Kentlerin-Her kentin Mikrobu Kendine Özgü:
1--Uzmanlar ilk kez bu kentsel
mikrobiyomun bileşimini, kentten kente ne gibi farklılıklar gösterdiğini veya
ne kadar benzediğini araştırdılar. Projenin itici gücü, dünya çapında ilgi
gören ve meraklıları bulunan New York metrosunun mikrop dünyasıyla ilgili ilk
çalışma oldu. Buradan ise kentsel mikrobiyomları küresel olarak karşılaştırma
fikri doğdu.
2--Proje çerçevesinde bilim
insanları dünya genelinde 60 şehirde gönüllülerden 4.728 örnek topladılar.

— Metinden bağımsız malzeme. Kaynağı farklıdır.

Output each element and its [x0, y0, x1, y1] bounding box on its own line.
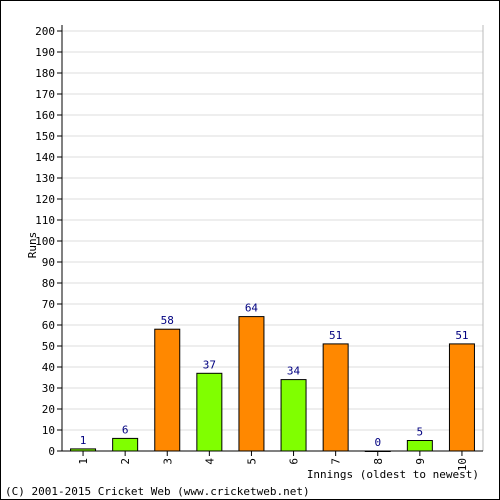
y-tick-label: 170 — [35, 88, 55, 101]
y-tick-label: 40 — [42, 361, 55, 374]
data-label: 6 — [122, 423, 129, 436]
copyright-credit: (C) 2001-2015 Cricket Web (www.cricketwe… — [5, 485, 310, 498]
y-tick-label: 200 — [35, 25, 55, 38]
x-tick-label: 4 — [203, 458, 216, 465]
data-label: 58 — [161, 314, 174, 327]
data-label: 64 — [245, 302, 259, 315]
data-label: 51 — [455, 329, 468, 342]
x-axis-label: Innings (oldest to newest) — [307, 468, 479, 481]
y-tick-label: 120 — [35, 193, 55, 206]
y-tick-label: 160 — [35, 109, 55, 122]
y-tick-label: 190 — [35, 46, 55, 59]
bar-innings-5 — [238, 316, 265, 452]
y-tick-label: 90 — [42, 256, 55, 269]
y-tick-label: 140 — [35, 151, 55, 164]
x-tick-label: 5 — [245, 458, 258, 465]
y-tick-label: 50 — [42, 340, 55, 353]
bar-innings-7 — [322, 343, 349, 452]
y-tick-label: 0 — [48, 445, 55, 458]
y-tick-label: 20 — [42, 403, 55, 416]
data-labels: 1 6 58 37 64 34 51 0 5 51 — [80, 302, 469, 449]
y-tick-label: 80 — [42, 277, 55, 290]
bar-innings-2 — [112, 437, 139, 452]
bar-innings-1 — [70, 448, 97, 452]
y-axis-label: Runs — [26, 232, 39, 259]
x-tick-label: 1 — [77, 458, 90, 465]
x-tick-label: 6 — [288, 458, 301, 465]
y-tick-label: 60 — [42, 319, 55, 332]
data-label: 5 — [417, 426, 424, 439]
x-tick-label: 2 — [119, 458, 132, 465]
x-tick-label: 7 — [330, 458, 343, 465]
x-tick-label: 8 — [372, 458, 385, 465]
y-tick-label: 100 — [35, 235, 55, 248]
bar-innings-9 — [406, 440, 433, 452]
y-tick-label: 180 — [35, 67, 55, 80]
x-tick-label: 9 — [414, 458, 427, 465]
y-tick-label: 30 — [42, 382, 55, 395]
data-label: 1 — [80, 434, 87, 447]
y-tick-label: 150 — [35, 130, 55, 143]
y-tick-label: 130 — [35, 172, 55, 185]
y-tick-label: 70 — [42, 298, 55, 311]
y-tick-label: 110 — [35, 214, 55, 227]
bar-innings-6 — [280, 379, 307, 452]
x-tick-label: 10 — [456, 458, 469, 471]
data-label: 37 — [203, 358, 216, 371]
bars — [70, 316, 475, 452]
data-label: 34 — [287, 365, 301, 378]
data-label: 0 — [374, 436, 381, 449]
bar-innings-10 — [448, 343, 475, 452]
x-tick-label: 3 — [161, 458, 174, 465]
bar-innings-8 — [364, 450, 391, 452]
data-label: 51 — [329, 329, 342, 342]
tick-labels: 0102030405060708090100110120130140150160… — [35, 25, 469, 471]
y-tick-label: 10 — [42, 424, 55, 437]
bar-innings-4 — [196, 372, 223, 452]
gridlines — [62, 30, 483, 431]
bar-innings-3 — [154, 328, 181, 452]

Bunlar daha çok toplu taşıma sistemlerinin yakınlarındaki, tırabzan, kapı
kolları, bilet makineleri gibi ortak kullanım alanlarına aitti.

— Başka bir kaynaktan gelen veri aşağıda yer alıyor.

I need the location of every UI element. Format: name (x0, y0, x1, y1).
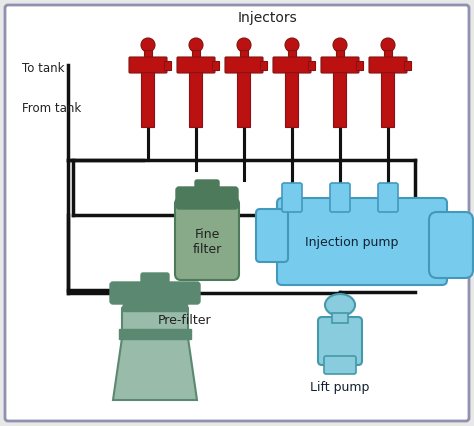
Ellipse shape (285, 38, 299, 52)
Ellipse shape (189, 38, 203, 52)
Bar (356, 61, 363, 70)
Bar (190, 72, 202, 127)
Bar (240, 50, 248, 58)
Bar (404, 61, 411, 70)
FancyBboxPatch shape (122, 306, 188, 334)
Bar (332, 313, 348, 323)
Text: Fine
filter: Fine filter (192, 228, 222, 256)
Bar (260, 61, 267, 70)
Bar (285, 72, 299, 127)
Bar (334, 72, 346, 127)
FancyBboxPatch shape (225, 57, 263, 73)
Bar (192, 50, 200, 58)
Bar (336, 50, 344, 58)
Bar (212, 61, 219, 70)
FancyBboxPatch shape (5, 5, 469, 421)
Ellipse shape (325, 294, 355, 316)
Text: Injection pump: Injection pump (305, 236, 399, 249)
FancyBboxPatch shape (324, 356, 356, 374)
Bar (382, 72, 394, 127)
FancyBboxPatch shape (318, 317, 362, 365)
Bar (308, 61, 315, 70)
Ellipse shape (381, 38, 395, 52)
FancyBboxPatch shape (176, 187, 238, 209)
FancyBboxPatch shape (175, 198, 239, 280)
FancyBboxPatch shape (141, 273, 169, 289)
Text: From tank: From tank (22, 101, 81, 115)
Bar (119, 329, 191, 339)
Polygon shape (113, 338, 197, 400)
Bar (142, 72, 155, 127)
Bar (237, 72, 250, 127)
FancyBboxPatch shape (110, 282, 200, 304)
Ellipse shape (333, 38, 347, 52)
FancyBboxPatch shape (282, 183, 302, 212)
Text: To tank: To tank (22, 61, 64, 75)
FancyBboxPatch shape (195, 180, 219, 194)
Ellipse shape (141, 38, 155, 52)
FancyBboxPatch shape (369, 57, 407, 73)
FancyBboxPatch shape (321, 57, 359, 73)
Bar (123, 299, 187, 311)
Bar (144, 50, 152, 58)
Bar (384, 50, 392, 58)
FancyBboxPatch shape (277, 198, 447, 285)
FancyBboxPatch shape (429, 212, 473, 278)
FancyBboxPatch shape (177, 57, 215, 73)
Text: Pre-filter: Pre-filter (158, 314, 212, 326)
FancyBboxPatch shape (129, 57, 167, 73)
FancyBboxPatch shape (330, 183, 350, 212)
Bar (164, 61, 171, 70)
Bar (288, 50, 296, 58)
Ellipse shape (237, 38, 251, 52)
FancyBboxPatch shape (273, 57, 311, 73)
Text: Lift pump: Lift pump (310, 380, 370, 394)
FancyBboxPatch shape (378, 183, 398, 212)
Text: Injectors: Injectors (238, 11, 298, 25)
FancyBboxPatch shape (256, 209, 288, 262)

2.1--Ama yerlerden ve havadan
da örnekler alındı. Tüm örneklerde genetik dizilim yardımıyla, mikrop
türlerinin bileşimi ve görülme sıklığı analiz edildi. Bu şekilde 31 tanesi
incelenen kentlerin % 97’sinde görülen 4.346 mikrop türü tespit edildi. Bu
çekirdek mikrobiyom, nüfusa yoğunluğuna, coğrafi konuma, iklime ve diğer
faktörlere bakmaksızın daha çok bakterilerden oluşuyordu.
3--Ancak beklenin aksine, bu
kentsel çekirdek mikrobiyomdaki türler, insanların tipik mikrobiyomundan önemli
ölçüde farklıydı. Gerçi Cutibacterium acness cilt bakterisi tüm kentlerde en
fazla bulunan organizma ama Micrococcus luteus gibi hava partiküllerinde ve
tozda yaşayan veya metal çevrelere uyum sağlamış Cupriavidus metllidurans da en
sık görülen on tür arasında yer alıyorlar.

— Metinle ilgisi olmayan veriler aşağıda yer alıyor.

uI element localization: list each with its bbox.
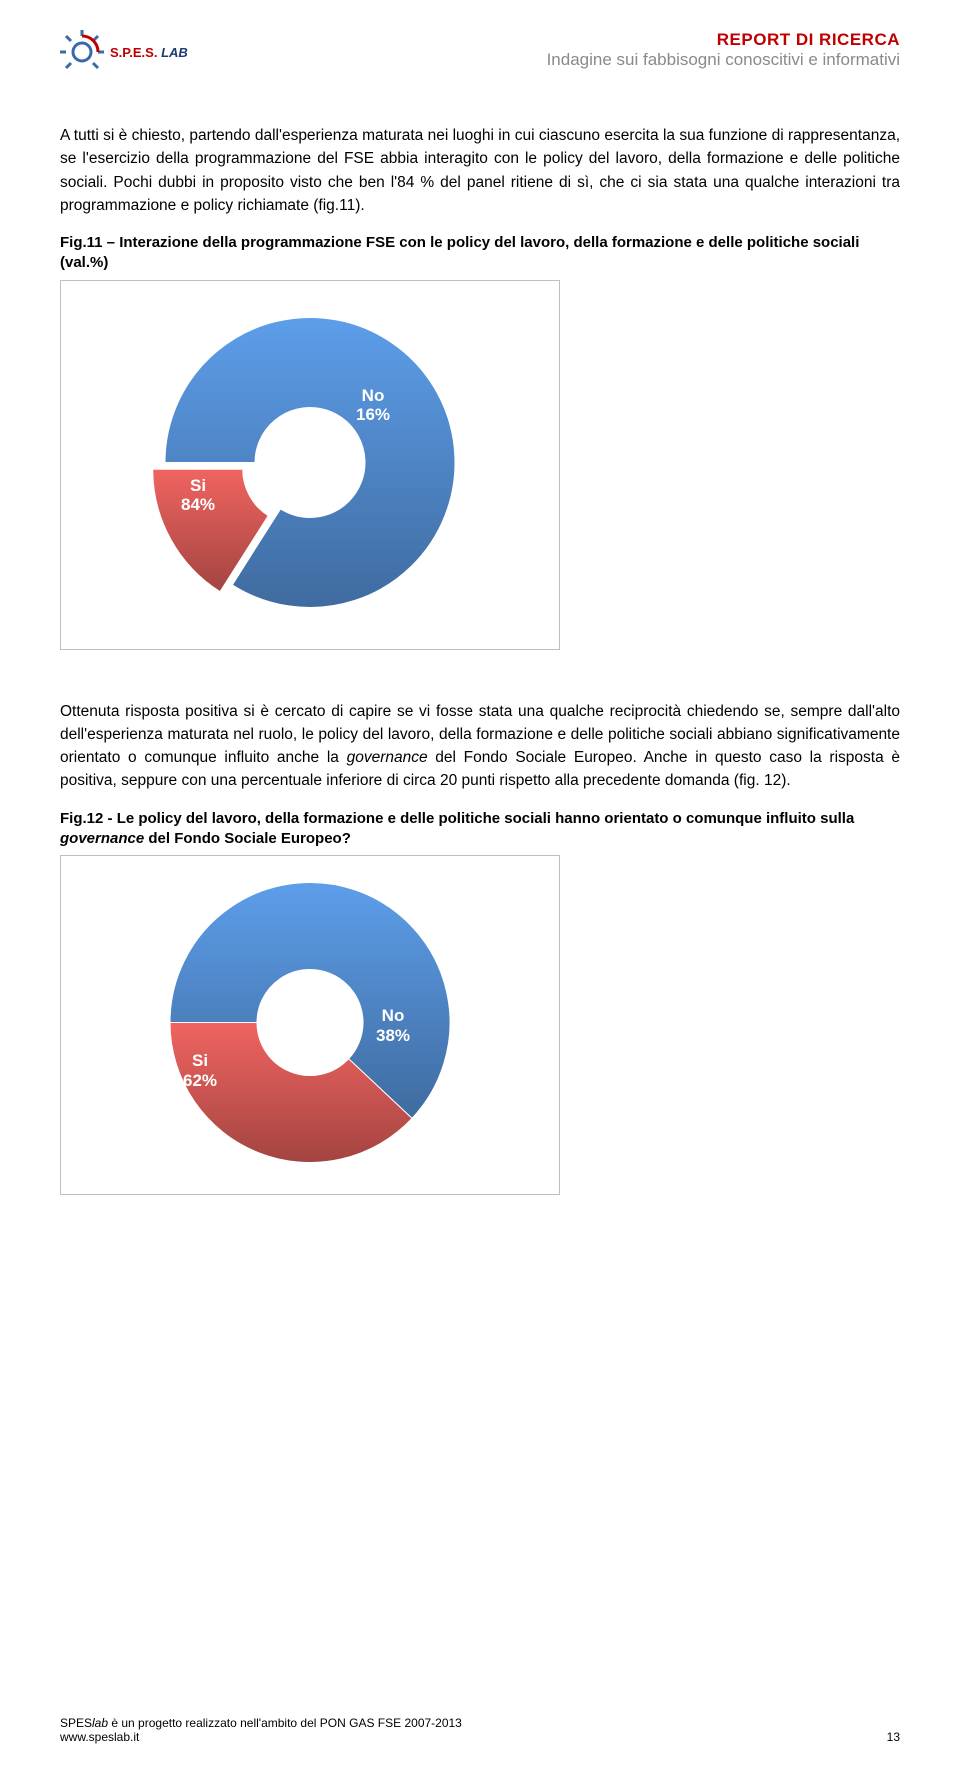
- header-right: REPORT DI RICERCA Indagine sui fabbisogn…: [547, 30, 900, 70]
- fig12-part1: Le policy del lavoro, della formazione e…: [117, 810, 855, 827]
- spes-lab-logo-icon: [60, 30, 104, 74]
- fig12-label-no: No38%: [376, 1006, 410, 1045]
- fig12-label-si: Si62%: [183, 1051, 217, 1090]
- report-subtitle: Indagine sui fabbisogni conoscitivi e in…: [547, 50, 900, 70]
- fig12-prefix: Fig.12 -: [60, 810, 117, 827]
- paragraph-2: Ottenuta risposta positiva si è cercato …: [60, 700, 900, 793]
- fig11-title: Fig.11 – Interazione della programmazion…: [60, 233, 900, 274]
- fig12-donut: [164, 877, 456, 1174]
- paragraph-1: A tutti si è chiesto, partendo dall'espe…: [60, 124, 900, 217]
- fig12-title: Fig.12 - Le policy del lavoro, della for…: [60, 809, 900, 850]
- page-number: 13: [887, 1730, 900, 1744]
- footer-prefix: SPES: [60, 1716, 92, 1730]
- fig11-chart: Si84% No16%: [60, 280, 560, 650]
- fig12-italic: governance: [60, 830, 144, 847]
- fig11-label-si: Si84%: [181, 476, 215, 515]
- page-header: S.P.E.S. LAB REPORT DI RICERCA Indagine …: [60, 30, 900, 74]
- footer-url: www.speslab.it: [60, 1730, 139, 1744]
- footer-rest: è un progetto realizzato nell'ambito del…: [108, 1716, 462, 1730]
- fig11-label-no: No16%: [356, 386, 390, 425]
- fig11-prefix: Fig.11 –: [60, 234, 119, 251]
- fig12-chart: Si62% No38%: [60, 855, 560, 1195]
- fig11-donut: [145, 297, 475, 632]
- footer-italic: lab: [92, 1716, 108, 1730]
- logo: S.P.E.S. LAB: [60, 30, 188, 74]
- page-footer: SPESlab è un progetto realizzato nell'am…: [60, 1716, 900, 1744]
- logo-text: S.P.E.S. LAB: [110, 45, 188, 60]
- fig12-part2: del Fondo Sociale Europeo?: [144, 830, 351, 847]
- paragraph-2-italic: governance: [347, 749, 428, 766]
- fig11-main: Interazione della programmazione FSE con…: [60, 234, 859, 271]
- footer-line1: SPESlab è un progetto realizzato nell'am…: [60, 1716, 900, 1730]
- report-title: REPORT DI RICERCA: [547, 30, 900, 50]
- footer-bottom: www.speslab.it 13: [60, 1730, 900, 1744]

4--Kentler için tipik olan
çekirdek mikrobiyom dışında örneklerde bölgeden bölgeye ve kentten kente
farklılık gösteren çok sayıda mikrobiyom kombinasyonu var. Bunların bileşimleri
ve görülme sıklıkları o kadar özgün ki bir kent sadece bunlarla tanınabilir.
4.1--Örneklerden bazılarıyla
eğitilmiş olan bir yapay zekanın, örneklerle gerçekleştirilen testle
sınıflandırmada % 88,8 oranında doğru sonuç verdiği ortaya çıktı.
5—Sonuç olarak Her şehrin
kendi moleküler ekosu var. Mesela bir insanın ayakkabısındaki mikrobiyoma
bakarak, hangi şehirden geldiği söylenebilir diyor araştırmacılar.
5.2--İlginç olan diğer bir
nokta da kentsel mikropların bir kısmının bilime tamamen yabancı olması. Çünkü
örneklerde, bilinen hiçbir bakteriye, virüse, mantara veya arkeaya
sınıflandırılamayan binlerce DNA parçası bulundu.
5.3--Ayrıntılı analizler
sonucunda da bunlardan en az 10.000 tanesinde daha önce bilinmeyen virüs ve
748’nin ise bilinmeyen bakteriye ait olduğu anlaşıldı.
5.4--Sınıflandırılmamış
DNA’nın bulunmuş olması kentsel mikrobiyomun büyük bir kısmının dikkate
alınmadığını gösteriyor.
6—Sonuç olarak gezip
gördüğünüz ve mutlu olduğunuz bir şehrin mikrobiyomu sizin mikrobiyomunuza
uygundur.Bu nedenle bir şehre göç edecekseniz önce orada 1 sene kirada oturun.
Kaynak: A global metagenomic map of urban microbiomes and
antimicrobial resis- tance, Celi, 26.05.2021.